No doubt these terms are used euphemistically at times. But I also can't, off the top of my head, think of any others that could directly replace them accurately and concisely, while also satisfying the demands of folks who lack the experience (or the desire perhaps) to understand their utility in context.
This is, honestly, quite ridiculous in context. It might be true that, say, someone launching an ICBM might be shielded from the horror of the violence with clinical terms. When you are in urban ground combat it's not as if you say "hmm, it makes it feel better if I think of it as only shooting the building!" You are perfectly fine with killing because YOU'RE BEING SHOT AT and you're afraid you're going to die. The correct criticism, if you're looking for one, is that Soldiers and Marines learn to put on a facade of ultraviolent aggression so as to not confront the reality, and as a result they lose perspective and maybe go too far in some cases, and that's what you need to watch for (I was a platoon leader in Iraq)
This is simply how military tactics and strategy are talked about in an academic sense. It might be weird to think that Military Science is an academic discipline when you're not used to talking about war all the time, but when you're at West Point you take these classes and this is the tone. It's because you're not going to stop every 5 minutes to reflect on those who died in combat -- that would be kind of crazy, and there are plenty of other contexts where the moral and ethical issues of war and combat are discussed in great depth.
To make an analogy, your comment would be like my reading a Computer Science paper about something technical and then commenting: "why is this person writing about technology in such technical terms? Is it because they don't want to confront the negative consequences of technology on our political and social fabric? Don't they care about the privacy issues?" It's kind of just a way to say that you wish they were talking about what YOU want to talk about.
It's not a euphemism. It's an accurate description of what matters. I would have chosen "collapse the building" or "level the building", despite being undisturbed by the death.

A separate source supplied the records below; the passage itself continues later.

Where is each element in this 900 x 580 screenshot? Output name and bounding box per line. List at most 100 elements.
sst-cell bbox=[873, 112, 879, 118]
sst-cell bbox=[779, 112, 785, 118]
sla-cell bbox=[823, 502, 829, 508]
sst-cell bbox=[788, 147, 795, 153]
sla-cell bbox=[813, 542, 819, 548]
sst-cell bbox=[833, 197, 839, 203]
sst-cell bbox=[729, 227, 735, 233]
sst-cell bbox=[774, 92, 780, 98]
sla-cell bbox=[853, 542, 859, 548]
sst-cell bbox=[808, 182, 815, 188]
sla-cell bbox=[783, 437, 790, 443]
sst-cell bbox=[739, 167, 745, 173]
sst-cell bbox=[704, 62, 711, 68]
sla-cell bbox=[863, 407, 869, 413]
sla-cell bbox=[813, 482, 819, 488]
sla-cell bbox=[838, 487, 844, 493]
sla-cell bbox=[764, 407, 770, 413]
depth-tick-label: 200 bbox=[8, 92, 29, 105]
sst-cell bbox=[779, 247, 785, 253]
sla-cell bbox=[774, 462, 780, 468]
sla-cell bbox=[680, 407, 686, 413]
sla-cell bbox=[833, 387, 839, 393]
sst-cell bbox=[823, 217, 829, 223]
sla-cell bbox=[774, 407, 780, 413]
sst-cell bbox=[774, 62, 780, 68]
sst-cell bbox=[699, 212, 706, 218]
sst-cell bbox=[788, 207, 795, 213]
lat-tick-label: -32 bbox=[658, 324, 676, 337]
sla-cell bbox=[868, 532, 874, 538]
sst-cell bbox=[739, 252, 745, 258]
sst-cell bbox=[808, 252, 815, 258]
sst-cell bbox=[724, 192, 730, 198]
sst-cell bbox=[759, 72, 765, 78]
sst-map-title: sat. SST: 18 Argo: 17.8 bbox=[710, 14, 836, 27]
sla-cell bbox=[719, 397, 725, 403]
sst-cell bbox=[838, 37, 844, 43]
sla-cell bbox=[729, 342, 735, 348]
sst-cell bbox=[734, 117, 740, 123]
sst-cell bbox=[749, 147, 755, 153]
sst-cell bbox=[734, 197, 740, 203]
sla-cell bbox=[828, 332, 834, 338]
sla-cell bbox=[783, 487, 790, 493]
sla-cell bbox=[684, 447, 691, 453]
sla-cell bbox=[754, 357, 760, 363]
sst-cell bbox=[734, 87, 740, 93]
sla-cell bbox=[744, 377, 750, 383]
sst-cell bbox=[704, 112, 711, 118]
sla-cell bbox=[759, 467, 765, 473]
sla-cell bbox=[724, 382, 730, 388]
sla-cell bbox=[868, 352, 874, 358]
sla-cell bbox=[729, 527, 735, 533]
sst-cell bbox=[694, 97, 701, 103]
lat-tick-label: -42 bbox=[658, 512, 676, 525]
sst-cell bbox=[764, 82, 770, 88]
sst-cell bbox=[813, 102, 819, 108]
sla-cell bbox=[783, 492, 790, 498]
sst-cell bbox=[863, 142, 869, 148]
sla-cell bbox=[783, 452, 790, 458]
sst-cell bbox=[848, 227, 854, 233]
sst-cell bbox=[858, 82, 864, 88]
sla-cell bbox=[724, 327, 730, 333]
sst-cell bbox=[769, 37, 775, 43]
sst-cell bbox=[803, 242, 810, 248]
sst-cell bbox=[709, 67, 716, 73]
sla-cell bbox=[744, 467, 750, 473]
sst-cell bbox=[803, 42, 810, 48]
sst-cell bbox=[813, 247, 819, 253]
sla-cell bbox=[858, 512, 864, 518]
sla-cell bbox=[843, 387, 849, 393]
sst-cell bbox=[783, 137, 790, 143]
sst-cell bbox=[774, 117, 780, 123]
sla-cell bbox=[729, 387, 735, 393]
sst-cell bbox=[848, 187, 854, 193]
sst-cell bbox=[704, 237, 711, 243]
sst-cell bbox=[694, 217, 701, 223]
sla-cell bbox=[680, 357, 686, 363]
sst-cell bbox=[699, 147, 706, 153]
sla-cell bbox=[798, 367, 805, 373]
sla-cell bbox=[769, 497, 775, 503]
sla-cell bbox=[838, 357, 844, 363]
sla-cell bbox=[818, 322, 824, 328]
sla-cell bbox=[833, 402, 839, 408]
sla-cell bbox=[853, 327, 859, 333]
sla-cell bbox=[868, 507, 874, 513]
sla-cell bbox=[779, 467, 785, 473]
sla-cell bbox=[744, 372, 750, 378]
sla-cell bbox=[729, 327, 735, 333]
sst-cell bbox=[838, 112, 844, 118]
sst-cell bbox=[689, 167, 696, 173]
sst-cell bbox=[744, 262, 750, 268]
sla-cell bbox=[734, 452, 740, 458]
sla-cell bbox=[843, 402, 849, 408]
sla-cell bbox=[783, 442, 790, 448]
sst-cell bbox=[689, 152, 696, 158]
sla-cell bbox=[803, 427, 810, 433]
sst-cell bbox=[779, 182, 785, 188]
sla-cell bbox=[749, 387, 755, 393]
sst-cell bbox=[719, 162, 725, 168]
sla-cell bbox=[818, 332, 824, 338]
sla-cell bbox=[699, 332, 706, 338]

The writer isn't about to distract from the topic at hand by going off on an opinionated tangent about death.
It’s an unfortunate symptom of our times that we need to spell out every argument in minute detail, lest someone will do a bad-faith hack job willfully misunderstanding it.
That purpose is to hide the brutality of war, from either the writer, or the reader.
In either case, allowing to hide the brutality makes it arguably more palatable to commit it (writer) or legitimize it (reader), and therefore contributes to it.
I can’t put numbers on this, obviously, because nobody can. But just denying the argument with a sort of its-not-guns-that-kill-it’s-people-argument is intellectually dishonest.